Does the public really mind about these things? The ancilliary points allowed Gove in his reply to dance around the "robbing Peter to pay Paul" point with nimble feet.

"I first knew about the premium – and nodded with approval – when I read the Lib Dem manifesto," he said with a latent smile to indicate he had told the truth without telling the truth.

And then the packed Labour front bench had to listen to Gove flattering their troops into submission. He "paid tribute to a great Education Secretary" (David Blunkett mimed a shot in the heart) under whose stewardship "standards rose in spite of three successive years of declining funding". (No one asked why £7bn was then so necessary.)

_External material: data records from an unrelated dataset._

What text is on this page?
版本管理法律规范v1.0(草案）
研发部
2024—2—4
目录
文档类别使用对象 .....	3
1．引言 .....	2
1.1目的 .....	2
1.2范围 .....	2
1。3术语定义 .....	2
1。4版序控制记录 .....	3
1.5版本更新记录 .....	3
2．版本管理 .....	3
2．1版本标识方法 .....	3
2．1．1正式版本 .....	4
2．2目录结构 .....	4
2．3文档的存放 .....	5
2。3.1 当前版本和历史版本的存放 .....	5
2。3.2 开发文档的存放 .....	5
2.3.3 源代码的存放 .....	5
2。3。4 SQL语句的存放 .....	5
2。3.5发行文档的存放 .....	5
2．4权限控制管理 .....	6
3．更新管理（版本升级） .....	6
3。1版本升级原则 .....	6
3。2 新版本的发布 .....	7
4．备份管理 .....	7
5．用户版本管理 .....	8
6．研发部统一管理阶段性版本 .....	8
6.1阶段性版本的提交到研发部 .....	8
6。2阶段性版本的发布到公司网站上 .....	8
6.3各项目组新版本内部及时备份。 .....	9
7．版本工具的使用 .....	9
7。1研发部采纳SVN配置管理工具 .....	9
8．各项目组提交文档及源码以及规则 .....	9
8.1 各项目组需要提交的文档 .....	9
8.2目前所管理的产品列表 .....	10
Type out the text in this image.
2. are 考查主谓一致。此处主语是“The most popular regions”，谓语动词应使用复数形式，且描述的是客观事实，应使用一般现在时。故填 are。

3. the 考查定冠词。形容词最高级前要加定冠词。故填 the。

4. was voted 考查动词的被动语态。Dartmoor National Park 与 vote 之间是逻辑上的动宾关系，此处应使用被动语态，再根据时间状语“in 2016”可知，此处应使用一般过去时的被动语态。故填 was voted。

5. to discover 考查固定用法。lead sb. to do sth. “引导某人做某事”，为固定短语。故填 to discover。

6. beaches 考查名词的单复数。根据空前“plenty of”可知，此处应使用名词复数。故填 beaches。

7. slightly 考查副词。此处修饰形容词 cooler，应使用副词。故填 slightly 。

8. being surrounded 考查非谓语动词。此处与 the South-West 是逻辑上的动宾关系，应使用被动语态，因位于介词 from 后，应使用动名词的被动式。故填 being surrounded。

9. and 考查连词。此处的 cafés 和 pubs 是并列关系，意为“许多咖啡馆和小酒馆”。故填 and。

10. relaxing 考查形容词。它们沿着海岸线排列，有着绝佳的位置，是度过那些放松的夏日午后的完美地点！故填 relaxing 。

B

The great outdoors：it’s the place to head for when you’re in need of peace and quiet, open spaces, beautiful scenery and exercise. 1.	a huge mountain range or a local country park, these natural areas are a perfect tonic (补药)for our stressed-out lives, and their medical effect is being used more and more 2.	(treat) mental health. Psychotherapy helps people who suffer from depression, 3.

He praised Barry Sheerman for "two excellent questions" and declared, "I often find myself agreeing with him." Mike Gapes came in for a little aggressive petting, and even the Bercow report was praised with no indication of hidden revulsion.

Only Geraint Davies got rollicked, and there's no one the House more enjoys seeing turned upside-down.

The new amateurism on both sides of the House is a great relief to observers – and maybe the public. Leaders no longer have to admit they are omniscient and infallible. "Quite right," they can say. "Good point. We'll look at that again. We've got two years before it comes in. I do like that brooch by the way, may I ask where you got it?"